The heat of adsorption of Ag atoms and the growth morphology of the resulting silver particles on the Fe3O4(111) surface at 300 K were studied by adsorption microcalorimetry, Auger electron spectroscopy (AES), and low energy ion scattering spectroscopy (LEIS). Thin films (similar to 6 nm thick) of Fe3O4(111) were grown on a Pt(111) single crystal. The changes in AES and LEIS signals versus Ag coverage during Ag vapor deposition onto Fe3O4(111) were indicative of Ag growing as 3D particles with a fixed density of similar to 4 x 10(12) particles/cm(2).
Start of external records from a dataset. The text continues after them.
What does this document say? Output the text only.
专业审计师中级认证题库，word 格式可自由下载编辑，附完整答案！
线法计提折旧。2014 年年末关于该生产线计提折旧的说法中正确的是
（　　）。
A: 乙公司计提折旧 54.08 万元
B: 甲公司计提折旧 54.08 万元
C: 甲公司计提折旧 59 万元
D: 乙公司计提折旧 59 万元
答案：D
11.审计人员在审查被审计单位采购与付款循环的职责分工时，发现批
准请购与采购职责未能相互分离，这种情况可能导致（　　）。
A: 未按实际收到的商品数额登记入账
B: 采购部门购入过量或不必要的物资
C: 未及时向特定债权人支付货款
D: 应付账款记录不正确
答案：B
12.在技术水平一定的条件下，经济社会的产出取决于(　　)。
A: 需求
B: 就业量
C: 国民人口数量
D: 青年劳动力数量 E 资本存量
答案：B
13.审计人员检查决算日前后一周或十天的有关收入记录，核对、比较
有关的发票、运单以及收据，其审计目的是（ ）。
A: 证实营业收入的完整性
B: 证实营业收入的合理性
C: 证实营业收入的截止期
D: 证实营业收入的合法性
The heat of Ag adsorption increased with Ag coverage from similar to 230 kJ/mol initially up to within a few percent of the heat of sublimation of bulk Ag (285 kJ/mol) by similar to 2 ML Ag. This corresponds to an increase in Ag atom stability (decrease in chemical potential) by similar to 55 kJ/mol as the Ag particle size grows from <1 to similar to 4 nm effective diameter on Fe3O4(111). The Ag(solid)/Fe3O4(111) adhesion energy for the 4 nm particles was estimated from the integral heat of adsorption to be 2.5 +/- 0.3 J/m(2). The sticking probability of Ag atoms was similar to 0.96 initially and increased to similar to 0.99 by similar to 1.0 ML and above.